Speaking of worms… one of the things I miss a lot from the U.S. is our compost pit. Ever since we moved to Charlottesville we have had compost piles. The one when we had pet bunnies was a particularly good one, but I liked not having all that vegetable and fruit and eggshell waste going to waste. 😊 It’s been difficult for me in a place with significantly depleted soil to be throwing all our good vegetation scraps into the rubbish. So, several months ago I started a compost bucket. However, since where we are renting, I didn’t have a good spot to dump the compost and eventually it got maggots (an unbelievable amount of creepy, crawly, slimy pale buddies) and it started to smell awful. After Evan disposed of it and we still smelled it for days he put his foot down. Alas, that was the end of composting here. If we lived on our own land or even just had more space around our house, I’d be a crazy compost lady. Maybe one day my dream will come true…

Last, but certainly not least for funny things, Evan had to go back to the States for a funeral last week. He did a video chat with us from the Atlanta airport. He flipped the camera around and said to Annabelle, “Look where I am!” (meaning the airport). Annabelle immediately said, “Woah, look at all those white people!”

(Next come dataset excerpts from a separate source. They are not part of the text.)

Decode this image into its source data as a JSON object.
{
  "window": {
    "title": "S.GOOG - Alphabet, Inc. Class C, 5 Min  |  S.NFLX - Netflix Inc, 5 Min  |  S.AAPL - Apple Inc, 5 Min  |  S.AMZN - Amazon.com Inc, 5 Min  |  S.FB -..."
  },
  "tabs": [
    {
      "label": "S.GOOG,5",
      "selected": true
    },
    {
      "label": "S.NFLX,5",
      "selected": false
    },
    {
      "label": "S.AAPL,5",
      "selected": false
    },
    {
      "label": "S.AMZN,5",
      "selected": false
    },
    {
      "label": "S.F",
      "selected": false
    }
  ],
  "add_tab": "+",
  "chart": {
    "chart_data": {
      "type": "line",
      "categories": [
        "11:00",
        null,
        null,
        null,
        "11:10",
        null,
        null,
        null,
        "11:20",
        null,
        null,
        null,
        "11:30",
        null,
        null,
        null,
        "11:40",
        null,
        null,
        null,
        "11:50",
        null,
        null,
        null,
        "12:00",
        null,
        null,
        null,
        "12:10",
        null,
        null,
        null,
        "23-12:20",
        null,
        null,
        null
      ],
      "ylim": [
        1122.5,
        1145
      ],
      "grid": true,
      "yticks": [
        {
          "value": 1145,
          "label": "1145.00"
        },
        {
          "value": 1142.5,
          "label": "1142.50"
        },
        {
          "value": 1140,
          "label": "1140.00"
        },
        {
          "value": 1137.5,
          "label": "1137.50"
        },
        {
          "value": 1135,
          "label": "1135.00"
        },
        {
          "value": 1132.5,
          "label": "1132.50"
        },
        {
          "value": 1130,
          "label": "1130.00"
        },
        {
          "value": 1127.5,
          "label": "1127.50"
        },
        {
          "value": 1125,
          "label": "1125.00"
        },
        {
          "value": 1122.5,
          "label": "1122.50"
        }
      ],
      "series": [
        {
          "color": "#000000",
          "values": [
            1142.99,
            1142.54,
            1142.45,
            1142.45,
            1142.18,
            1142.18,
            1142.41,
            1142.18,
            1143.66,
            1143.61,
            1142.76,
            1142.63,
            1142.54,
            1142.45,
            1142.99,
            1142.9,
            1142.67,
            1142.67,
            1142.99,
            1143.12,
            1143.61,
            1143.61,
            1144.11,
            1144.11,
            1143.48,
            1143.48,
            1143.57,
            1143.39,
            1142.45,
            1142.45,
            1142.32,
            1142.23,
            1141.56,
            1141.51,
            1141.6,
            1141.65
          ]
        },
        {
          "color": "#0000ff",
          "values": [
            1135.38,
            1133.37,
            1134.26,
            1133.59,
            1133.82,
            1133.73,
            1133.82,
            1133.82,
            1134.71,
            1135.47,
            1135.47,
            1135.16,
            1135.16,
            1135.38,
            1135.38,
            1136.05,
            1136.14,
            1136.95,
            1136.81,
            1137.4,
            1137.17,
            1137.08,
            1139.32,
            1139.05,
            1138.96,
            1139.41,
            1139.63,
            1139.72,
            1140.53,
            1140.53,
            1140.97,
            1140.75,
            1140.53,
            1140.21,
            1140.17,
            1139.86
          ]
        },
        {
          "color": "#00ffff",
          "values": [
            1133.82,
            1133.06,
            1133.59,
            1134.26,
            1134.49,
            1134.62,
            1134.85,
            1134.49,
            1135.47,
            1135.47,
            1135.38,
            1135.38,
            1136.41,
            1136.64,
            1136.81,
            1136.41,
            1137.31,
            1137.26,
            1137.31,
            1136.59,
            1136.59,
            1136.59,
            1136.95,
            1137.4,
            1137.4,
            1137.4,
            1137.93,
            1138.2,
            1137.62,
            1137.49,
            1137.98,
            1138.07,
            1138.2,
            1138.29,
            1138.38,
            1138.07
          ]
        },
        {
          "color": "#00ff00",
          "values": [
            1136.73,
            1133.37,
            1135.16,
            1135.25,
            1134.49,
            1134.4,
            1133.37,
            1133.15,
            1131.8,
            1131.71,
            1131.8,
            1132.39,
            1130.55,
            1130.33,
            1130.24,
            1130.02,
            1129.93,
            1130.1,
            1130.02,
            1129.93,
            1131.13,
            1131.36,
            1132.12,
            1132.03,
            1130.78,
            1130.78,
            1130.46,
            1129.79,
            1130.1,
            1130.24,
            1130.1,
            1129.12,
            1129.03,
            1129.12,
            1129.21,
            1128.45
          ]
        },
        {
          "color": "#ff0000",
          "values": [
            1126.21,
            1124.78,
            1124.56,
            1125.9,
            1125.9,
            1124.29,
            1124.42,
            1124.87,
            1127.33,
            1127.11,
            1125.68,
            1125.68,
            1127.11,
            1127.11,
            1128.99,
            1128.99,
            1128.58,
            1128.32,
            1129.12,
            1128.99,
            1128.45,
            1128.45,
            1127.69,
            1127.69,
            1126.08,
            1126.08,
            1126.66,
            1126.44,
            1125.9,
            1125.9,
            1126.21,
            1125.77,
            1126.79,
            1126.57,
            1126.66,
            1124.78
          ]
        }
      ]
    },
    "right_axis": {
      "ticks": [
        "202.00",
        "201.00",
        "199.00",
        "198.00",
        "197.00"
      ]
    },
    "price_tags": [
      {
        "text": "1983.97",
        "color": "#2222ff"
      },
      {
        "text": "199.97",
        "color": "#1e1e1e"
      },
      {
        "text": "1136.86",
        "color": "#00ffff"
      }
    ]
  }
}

And so dear ones, it is going to be an interesting few months. With each passing day our minds turn more and more to the winding down of things here, making an international move, and readjusting to life back in the U.S.A. For Annabelle, of course, a year is a seventh of her life and this has been no small adventure. While she is anxious to get back to the U.S. and especially anxious to see all those she loves, we know she will miss things about life and people here. We had another rough patch with school a couple of weeks ago. However, after processing what happened and working through it, I think she seems to be better and happier at school than she was previously, and I think there are little friends she will miss quite a lot. Please continue to pray on the school-front for her.

Please also continue to pray for us as there are so many things that will be happening here. Starting tomorrow, over the next five weeks there will be two different priests visiting from the States and the Bishop of Belize will also be joining us one Sunday. We are so glad they are coming and it will certainly be a change of pace!

We continue to be so grateful for each of you. I’ve heard from so many who continue to read these writings and who continue to pray for us. Thank you!